Number six, all behaviors, actions, thoughts, and emotions are caused. We often don’t know the causes but, number seven, figure it out. Changing the causes of behavior work much better than judging and blaming.
Finally, practically speaking, you show up for a DBT skills class. What might you expect? Here’s how it usually goes. First, some type of warm up exercise or mindfulness activity invites us to engage in the here and now and gets us ready for learning.
Second, homework review of last week’s lesson will occur. You will be expected to share how you practiced the skills taught the previous week. You’ll be supported in acquiring these new skills by other peers and by your instructor.
Any questions about struggling with applying these skills are welcomed, as this is how you learn.
What you can expect from DBT at Healthy Futures
Are your emotions controlling you? Dialectical Behavioral Therapy (DBT) is a highly effective research-based treatment designed by Dr. Marsha Linehan to help those struggling with eating disorders, substance abuse, depression, anxiety, and trauma to cope with life’s stresses. It is very effective for helping people become more flexible, and fluid in their thoughts, behavior, emotions, and relationships.
DBT training will help you look at things differently in your own life. Instead of seeing things as right or wrong or in extreme opposite terms, you’ll become more flexible. For example, you could both want to change and actively resist changing at the same time. DBT skills will help you will learn to manage and appreciate opposites without going to the extremes.

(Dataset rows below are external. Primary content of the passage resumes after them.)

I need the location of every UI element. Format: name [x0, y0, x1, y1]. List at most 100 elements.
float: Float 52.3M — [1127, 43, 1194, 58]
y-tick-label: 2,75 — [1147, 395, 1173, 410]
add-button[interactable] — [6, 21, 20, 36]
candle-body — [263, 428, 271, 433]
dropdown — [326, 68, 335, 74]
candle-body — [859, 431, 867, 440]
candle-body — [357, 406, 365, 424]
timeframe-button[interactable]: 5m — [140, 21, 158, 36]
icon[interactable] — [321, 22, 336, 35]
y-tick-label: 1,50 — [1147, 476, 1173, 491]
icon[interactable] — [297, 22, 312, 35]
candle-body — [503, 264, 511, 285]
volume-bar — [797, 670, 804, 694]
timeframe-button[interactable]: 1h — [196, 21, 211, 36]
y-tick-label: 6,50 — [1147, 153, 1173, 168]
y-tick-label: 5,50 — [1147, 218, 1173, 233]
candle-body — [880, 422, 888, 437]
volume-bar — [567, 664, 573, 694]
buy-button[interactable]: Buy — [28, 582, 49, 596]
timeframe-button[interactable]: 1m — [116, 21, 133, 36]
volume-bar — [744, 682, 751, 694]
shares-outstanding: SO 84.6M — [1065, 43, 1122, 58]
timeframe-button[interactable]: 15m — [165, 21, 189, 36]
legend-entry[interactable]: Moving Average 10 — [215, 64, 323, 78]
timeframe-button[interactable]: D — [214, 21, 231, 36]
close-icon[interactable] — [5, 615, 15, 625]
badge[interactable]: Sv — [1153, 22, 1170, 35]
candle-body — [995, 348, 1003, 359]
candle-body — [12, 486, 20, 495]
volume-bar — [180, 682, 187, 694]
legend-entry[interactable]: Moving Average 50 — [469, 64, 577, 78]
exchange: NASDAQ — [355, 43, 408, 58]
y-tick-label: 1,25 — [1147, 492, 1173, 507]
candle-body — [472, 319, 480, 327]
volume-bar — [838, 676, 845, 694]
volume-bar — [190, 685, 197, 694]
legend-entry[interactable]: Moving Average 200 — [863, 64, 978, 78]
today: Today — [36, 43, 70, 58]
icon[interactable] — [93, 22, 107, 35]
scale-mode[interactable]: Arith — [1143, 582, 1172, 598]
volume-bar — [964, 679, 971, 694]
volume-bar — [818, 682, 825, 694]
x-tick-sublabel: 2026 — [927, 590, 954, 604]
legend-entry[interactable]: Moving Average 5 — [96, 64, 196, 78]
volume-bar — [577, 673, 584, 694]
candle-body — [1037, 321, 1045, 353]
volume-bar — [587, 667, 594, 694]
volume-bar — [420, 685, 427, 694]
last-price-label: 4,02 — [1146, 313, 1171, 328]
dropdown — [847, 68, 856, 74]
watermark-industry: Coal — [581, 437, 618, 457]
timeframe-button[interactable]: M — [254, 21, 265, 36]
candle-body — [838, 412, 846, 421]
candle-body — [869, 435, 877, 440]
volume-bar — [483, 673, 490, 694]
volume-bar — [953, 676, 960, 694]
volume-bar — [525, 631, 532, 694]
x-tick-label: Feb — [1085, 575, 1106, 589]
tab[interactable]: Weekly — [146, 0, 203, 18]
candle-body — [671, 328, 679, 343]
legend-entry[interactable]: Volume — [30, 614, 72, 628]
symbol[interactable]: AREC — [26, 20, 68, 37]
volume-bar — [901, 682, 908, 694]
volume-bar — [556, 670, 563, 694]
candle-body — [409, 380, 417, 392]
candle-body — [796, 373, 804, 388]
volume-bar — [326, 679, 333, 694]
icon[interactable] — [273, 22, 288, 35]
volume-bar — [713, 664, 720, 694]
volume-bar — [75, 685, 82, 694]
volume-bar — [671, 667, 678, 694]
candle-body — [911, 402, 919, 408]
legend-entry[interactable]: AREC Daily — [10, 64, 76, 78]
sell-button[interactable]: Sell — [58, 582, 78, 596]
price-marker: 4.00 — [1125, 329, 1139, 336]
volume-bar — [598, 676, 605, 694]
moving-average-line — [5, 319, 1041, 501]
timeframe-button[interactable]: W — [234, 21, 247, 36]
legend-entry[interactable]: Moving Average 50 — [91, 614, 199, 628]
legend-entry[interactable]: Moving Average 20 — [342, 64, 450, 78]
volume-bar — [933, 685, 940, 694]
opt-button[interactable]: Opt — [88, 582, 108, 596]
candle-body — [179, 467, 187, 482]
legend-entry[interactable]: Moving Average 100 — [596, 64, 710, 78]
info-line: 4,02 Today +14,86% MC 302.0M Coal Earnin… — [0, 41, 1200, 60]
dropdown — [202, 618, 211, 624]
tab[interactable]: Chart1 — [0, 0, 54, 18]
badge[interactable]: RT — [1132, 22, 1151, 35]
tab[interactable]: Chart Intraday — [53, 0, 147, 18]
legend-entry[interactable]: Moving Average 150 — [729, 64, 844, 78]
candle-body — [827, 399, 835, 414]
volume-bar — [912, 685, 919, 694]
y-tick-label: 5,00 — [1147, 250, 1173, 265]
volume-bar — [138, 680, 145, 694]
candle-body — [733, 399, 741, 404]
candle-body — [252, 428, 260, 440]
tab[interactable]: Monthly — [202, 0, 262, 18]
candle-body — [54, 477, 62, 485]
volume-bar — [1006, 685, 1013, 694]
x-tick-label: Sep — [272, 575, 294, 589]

Healthy Futures, in Scottsdale Arizona has DBT skills training classes that are taught in four to five comprehensive modules.
- core mindfulness
- emotion regulation
- distress tolerance
- interpersonal effectiveness
- middle path skills.
And, these are offered as an active rotation so you can join a class at any time without missing any of the modules.
Within the training of DBT skills, you will learn various assumptions, which are beliefs that we abide by to help us maintain that flexible thinking.
- People are doing the best they can.
- People want to improve.
- People need to do better, try harder, and be more motivated to change.
- People may not have caused all their own problems, but they must solve them anyway. New behavior has to be learned in all relevant contexts.
- All behaviors, actions, thoughts, and emotions are caused.
- Changing the causes of behavior work much better than judging and blaming.
The DBT instructors at Healthy Futures would be happy to teach you more about how DBT skills training and how it might work for you.
You can both love something and hate it at the same time, like a parent or a job, for example. You will understand this more throughout your time in DBT.